Anecdote - When I was a branch manager I had one particular customer who constantly overdrew her account. She wasn’t poor by any stretch, always quickly paid the overdraft and all associated fees, she was just a lousy bookkeeper. Basically, she wrote checks until we called her and said “Hey, we have 5 NSF checks for you this morning. You owe us $XXX.XX”. I tried to explain to her how much it was costing in overdraft fees (around $4,000 annually, over 9 grand in today’s money) but, though she acknowledged the financial impact, she never changed. An real average skewer, she was.

Yeah but the figures you quoted from the source don’t actually tell you the answer to ‘does the average consumer really pay (many) bank fees’. Take $5.21 per month ‘average’ overdraft fee. That’s a number from CFPB which takes total overdraft fees charged per month and divides by number of people with checking accounts. If you say that answers the question as ‘on average, yes’, so would $0.52 per month, so would $52.10 per month. If any fees were charged, that ratio is positive. It doesn’t give any meaningful answer to ‘does the average consumer really pay many bank fees?’, on any reflection IMO.

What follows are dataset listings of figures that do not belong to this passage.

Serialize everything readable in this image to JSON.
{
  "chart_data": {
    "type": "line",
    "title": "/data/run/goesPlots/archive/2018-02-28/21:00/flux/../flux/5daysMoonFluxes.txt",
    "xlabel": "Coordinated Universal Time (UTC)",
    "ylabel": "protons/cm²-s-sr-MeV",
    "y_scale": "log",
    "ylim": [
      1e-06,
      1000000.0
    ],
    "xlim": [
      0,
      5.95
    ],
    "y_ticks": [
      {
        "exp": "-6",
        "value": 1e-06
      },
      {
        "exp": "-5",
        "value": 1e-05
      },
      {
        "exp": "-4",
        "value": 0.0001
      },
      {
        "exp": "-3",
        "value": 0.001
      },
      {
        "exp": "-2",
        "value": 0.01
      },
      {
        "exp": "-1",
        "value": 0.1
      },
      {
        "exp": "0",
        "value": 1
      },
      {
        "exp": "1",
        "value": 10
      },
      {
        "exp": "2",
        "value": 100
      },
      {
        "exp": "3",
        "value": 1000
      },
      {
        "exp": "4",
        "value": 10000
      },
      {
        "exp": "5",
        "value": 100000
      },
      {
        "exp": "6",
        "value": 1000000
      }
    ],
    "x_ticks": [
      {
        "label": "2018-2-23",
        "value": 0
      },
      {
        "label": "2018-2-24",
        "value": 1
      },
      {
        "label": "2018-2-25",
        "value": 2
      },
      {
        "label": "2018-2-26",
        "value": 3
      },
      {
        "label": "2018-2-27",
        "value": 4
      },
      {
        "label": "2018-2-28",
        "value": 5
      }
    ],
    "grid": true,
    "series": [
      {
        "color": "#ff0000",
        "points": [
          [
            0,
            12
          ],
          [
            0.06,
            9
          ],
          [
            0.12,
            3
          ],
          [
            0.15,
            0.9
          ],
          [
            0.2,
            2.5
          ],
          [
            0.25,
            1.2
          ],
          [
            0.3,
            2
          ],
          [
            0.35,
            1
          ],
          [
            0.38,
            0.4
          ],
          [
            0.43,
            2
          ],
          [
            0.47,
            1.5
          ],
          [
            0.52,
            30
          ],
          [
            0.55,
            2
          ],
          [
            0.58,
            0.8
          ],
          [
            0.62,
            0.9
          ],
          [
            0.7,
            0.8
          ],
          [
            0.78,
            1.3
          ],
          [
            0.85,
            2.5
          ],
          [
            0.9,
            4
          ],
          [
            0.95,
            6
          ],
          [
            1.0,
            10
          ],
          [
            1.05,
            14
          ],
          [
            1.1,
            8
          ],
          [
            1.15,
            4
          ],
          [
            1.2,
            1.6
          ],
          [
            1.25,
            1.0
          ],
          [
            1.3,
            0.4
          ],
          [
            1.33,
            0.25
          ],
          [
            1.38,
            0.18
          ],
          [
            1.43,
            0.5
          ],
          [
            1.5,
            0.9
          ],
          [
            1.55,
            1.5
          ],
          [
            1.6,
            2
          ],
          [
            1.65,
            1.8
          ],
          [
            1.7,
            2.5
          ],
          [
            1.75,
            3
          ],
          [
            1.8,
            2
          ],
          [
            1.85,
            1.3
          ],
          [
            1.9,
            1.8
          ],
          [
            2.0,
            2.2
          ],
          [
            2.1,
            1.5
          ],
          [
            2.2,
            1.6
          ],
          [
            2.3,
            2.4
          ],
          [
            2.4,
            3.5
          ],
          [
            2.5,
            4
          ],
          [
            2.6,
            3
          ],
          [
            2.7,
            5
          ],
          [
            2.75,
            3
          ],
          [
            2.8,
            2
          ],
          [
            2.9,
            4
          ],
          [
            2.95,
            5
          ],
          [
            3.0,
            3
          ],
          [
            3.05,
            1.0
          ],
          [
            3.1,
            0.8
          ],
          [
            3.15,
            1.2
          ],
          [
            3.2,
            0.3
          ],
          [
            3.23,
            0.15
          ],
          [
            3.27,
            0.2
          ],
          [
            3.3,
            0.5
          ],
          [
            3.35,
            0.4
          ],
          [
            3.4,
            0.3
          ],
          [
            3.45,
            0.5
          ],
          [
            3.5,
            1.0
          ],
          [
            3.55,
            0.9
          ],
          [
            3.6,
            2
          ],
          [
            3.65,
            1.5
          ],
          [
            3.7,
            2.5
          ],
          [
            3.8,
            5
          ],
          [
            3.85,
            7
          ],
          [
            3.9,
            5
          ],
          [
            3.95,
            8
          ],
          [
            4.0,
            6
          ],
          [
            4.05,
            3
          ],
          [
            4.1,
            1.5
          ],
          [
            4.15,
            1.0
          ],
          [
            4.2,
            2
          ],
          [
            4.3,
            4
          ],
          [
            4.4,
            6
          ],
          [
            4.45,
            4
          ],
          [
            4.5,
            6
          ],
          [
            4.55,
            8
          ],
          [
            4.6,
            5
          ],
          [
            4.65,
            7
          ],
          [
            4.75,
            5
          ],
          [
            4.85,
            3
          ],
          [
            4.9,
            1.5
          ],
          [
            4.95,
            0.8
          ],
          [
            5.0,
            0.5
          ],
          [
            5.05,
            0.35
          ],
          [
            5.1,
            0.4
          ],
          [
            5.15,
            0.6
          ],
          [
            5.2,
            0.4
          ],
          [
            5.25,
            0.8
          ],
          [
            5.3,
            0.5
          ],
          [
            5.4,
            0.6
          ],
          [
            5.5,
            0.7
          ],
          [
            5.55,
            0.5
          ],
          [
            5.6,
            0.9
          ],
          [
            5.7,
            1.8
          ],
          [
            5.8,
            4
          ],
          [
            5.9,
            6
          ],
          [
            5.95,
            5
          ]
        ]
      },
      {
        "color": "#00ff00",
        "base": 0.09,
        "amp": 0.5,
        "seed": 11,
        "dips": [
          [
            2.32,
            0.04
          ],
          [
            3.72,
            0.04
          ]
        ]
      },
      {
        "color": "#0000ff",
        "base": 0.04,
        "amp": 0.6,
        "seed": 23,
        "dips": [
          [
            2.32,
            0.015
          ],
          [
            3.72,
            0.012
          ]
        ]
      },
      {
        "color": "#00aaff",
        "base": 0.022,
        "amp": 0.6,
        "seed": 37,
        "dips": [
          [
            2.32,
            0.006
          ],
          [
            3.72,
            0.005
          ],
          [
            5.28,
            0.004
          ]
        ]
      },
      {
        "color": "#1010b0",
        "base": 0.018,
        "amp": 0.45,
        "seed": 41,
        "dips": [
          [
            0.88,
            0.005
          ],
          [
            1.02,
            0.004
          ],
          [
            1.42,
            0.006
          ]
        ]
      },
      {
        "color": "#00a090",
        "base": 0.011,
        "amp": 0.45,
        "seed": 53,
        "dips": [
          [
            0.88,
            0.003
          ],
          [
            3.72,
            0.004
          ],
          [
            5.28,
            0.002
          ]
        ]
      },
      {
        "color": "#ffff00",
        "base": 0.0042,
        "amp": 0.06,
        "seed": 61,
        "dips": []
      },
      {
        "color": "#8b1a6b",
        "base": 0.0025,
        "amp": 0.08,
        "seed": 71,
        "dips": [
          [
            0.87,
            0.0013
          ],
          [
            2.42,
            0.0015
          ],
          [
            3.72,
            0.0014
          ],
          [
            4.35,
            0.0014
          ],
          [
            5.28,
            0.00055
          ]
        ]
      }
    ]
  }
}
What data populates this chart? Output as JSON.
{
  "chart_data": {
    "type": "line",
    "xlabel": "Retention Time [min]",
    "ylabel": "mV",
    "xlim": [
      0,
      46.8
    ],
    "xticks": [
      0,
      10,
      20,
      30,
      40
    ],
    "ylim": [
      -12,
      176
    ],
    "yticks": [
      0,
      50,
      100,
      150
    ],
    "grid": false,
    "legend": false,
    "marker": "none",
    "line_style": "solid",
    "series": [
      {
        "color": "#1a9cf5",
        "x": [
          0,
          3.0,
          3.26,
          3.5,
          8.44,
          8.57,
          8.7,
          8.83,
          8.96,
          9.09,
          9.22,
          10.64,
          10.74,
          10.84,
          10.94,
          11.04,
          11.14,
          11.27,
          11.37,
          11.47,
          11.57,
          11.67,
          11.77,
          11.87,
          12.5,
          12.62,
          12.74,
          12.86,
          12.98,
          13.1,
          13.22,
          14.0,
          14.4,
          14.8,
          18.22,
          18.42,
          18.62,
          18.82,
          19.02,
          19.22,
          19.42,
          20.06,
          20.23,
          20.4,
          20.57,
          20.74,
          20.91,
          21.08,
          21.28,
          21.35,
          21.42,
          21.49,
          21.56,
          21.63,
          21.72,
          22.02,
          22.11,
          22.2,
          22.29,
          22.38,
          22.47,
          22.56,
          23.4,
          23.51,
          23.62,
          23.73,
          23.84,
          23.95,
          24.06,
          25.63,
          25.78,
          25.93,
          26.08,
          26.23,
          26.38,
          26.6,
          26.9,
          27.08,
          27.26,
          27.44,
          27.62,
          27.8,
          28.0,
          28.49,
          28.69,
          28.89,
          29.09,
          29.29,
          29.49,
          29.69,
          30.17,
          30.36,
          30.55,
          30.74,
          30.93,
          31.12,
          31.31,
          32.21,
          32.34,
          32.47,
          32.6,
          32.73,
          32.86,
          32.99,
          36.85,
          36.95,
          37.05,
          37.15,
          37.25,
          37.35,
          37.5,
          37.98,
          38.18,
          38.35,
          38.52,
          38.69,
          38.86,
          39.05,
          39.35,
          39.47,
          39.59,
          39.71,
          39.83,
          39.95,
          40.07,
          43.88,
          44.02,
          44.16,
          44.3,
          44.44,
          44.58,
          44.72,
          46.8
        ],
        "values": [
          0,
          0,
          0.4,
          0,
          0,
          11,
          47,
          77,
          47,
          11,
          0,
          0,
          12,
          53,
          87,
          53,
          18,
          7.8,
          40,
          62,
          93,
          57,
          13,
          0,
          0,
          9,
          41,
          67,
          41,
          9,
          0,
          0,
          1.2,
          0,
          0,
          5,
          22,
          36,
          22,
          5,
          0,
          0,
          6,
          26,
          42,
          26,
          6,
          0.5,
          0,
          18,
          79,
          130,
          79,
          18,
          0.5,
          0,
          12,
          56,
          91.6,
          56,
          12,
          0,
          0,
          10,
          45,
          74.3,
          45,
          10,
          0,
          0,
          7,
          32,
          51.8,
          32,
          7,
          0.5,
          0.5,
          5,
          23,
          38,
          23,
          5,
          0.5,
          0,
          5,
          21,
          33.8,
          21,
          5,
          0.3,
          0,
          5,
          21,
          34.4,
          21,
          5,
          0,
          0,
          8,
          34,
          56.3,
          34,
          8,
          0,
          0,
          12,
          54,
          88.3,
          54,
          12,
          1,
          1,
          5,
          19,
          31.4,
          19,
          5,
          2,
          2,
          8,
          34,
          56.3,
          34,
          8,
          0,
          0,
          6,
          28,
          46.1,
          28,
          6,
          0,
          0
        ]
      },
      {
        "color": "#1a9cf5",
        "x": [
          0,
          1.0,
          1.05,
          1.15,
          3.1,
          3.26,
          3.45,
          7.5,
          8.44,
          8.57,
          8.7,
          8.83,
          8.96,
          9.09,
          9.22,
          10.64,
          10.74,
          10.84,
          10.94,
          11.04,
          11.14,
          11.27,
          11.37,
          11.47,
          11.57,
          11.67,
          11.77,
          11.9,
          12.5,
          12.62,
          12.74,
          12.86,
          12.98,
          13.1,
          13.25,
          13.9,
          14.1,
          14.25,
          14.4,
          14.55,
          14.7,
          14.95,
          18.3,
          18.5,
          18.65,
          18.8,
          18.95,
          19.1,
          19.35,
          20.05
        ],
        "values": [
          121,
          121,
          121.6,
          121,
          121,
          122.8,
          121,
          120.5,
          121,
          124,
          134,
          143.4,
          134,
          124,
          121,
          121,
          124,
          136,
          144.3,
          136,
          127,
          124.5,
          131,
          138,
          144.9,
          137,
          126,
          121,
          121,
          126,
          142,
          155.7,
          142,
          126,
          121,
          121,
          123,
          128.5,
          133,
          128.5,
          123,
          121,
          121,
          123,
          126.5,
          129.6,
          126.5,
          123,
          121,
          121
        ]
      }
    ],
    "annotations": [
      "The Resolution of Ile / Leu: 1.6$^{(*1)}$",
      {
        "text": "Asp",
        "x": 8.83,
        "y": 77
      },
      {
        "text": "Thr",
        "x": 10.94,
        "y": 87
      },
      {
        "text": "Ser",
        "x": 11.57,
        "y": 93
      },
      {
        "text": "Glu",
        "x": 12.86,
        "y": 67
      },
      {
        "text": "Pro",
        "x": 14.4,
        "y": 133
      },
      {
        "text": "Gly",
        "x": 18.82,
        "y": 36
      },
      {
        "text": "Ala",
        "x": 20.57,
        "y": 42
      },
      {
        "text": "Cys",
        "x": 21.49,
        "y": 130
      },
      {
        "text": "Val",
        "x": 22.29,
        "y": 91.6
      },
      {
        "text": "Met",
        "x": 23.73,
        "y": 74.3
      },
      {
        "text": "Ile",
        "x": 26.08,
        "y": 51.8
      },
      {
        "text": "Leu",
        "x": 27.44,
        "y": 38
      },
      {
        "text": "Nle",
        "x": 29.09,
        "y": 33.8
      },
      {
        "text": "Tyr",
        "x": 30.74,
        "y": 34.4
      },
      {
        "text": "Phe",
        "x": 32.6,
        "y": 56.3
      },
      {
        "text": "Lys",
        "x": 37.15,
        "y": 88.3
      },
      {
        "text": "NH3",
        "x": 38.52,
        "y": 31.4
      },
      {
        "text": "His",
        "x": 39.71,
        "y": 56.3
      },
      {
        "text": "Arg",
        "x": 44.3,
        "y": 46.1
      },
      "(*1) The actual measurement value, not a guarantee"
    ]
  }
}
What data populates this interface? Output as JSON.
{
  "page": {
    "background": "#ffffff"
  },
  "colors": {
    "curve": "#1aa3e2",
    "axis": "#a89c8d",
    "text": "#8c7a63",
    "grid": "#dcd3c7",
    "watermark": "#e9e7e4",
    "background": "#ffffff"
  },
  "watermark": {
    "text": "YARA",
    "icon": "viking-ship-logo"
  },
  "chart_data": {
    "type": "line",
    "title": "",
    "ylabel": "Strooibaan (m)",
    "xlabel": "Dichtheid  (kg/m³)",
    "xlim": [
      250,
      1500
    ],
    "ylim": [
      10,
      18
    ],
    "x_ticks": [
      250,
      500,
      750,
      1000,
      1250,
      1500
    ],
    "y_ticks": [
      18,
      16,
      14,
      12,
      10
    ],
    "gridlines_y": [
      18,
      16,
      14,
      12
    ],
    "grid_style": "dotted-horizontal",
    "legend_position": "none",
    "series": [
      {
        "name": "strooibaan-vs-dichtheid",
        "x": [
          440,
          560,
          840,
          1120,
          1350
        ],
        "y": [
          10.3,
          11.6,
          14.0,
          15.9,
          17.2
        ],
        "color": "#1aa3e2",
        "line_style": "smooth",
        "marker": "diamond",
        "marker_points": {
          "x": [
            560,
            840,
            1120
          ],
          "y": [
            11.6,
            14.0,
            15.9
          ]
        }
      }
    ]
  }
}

And there is more direct info relevant to the ‘spirit’ of that question at least, in your link and its two further upstream sources, Pew Foundation study and its sources in govt (CFPB, FDIC etc) data. The article says for overdrafts:

“About 30% of all checking account holders are hit with overdraft fees like Brown’s over the course of a year, according to a 2014 report by the Consumer Financial Protection Bureau. There are other bank fees that are higher, but overall, overdraft fees make up the majority of checking account costs.”

And later says:
"Consumers have an average of about two overdrafts per year, but in practice a minority of bank consumers, 18%, account for the majority of overdrafts. "

The latter in line with ‘80/20’, but taking the two together calling into question if the ‘average consumer’ pays ‘many’ bank fees. ‘Average’ lower balance/lower income consumers do, pay fees to banks that is, and then the tier below them, unbanked households, pay fees to check cashing/money order places and payday lenders instead.

Nm

Darn. I was looking forward to seeing loan sharks threatening to break thumbs if people didn’t *take *their money.

Looks like Michael Burry is also investing in gold. Some may have seen him back in the news as of late, he thinks he has found the next global bubble. The CNBC article gives us these three key points:

Most may remember Michael Burry from the movie The Big Short.

Looks like a well rounded group on this thread, octopus says he’s staying in stocks. Anyone else? Is this more of this doomsday talk that will never materialize, or do you think it has a good chance to cause a global collaspe? He’s not alone is sounding this alarm, as the CNBC article indicates. Burry has got a great track record with amazing returns over the years, here is his wiki entry.

Out of curiosity, I was wondering what else he is investing in. Besides gold, he’s investing of all things, water, in particular farmland that has water rights to it.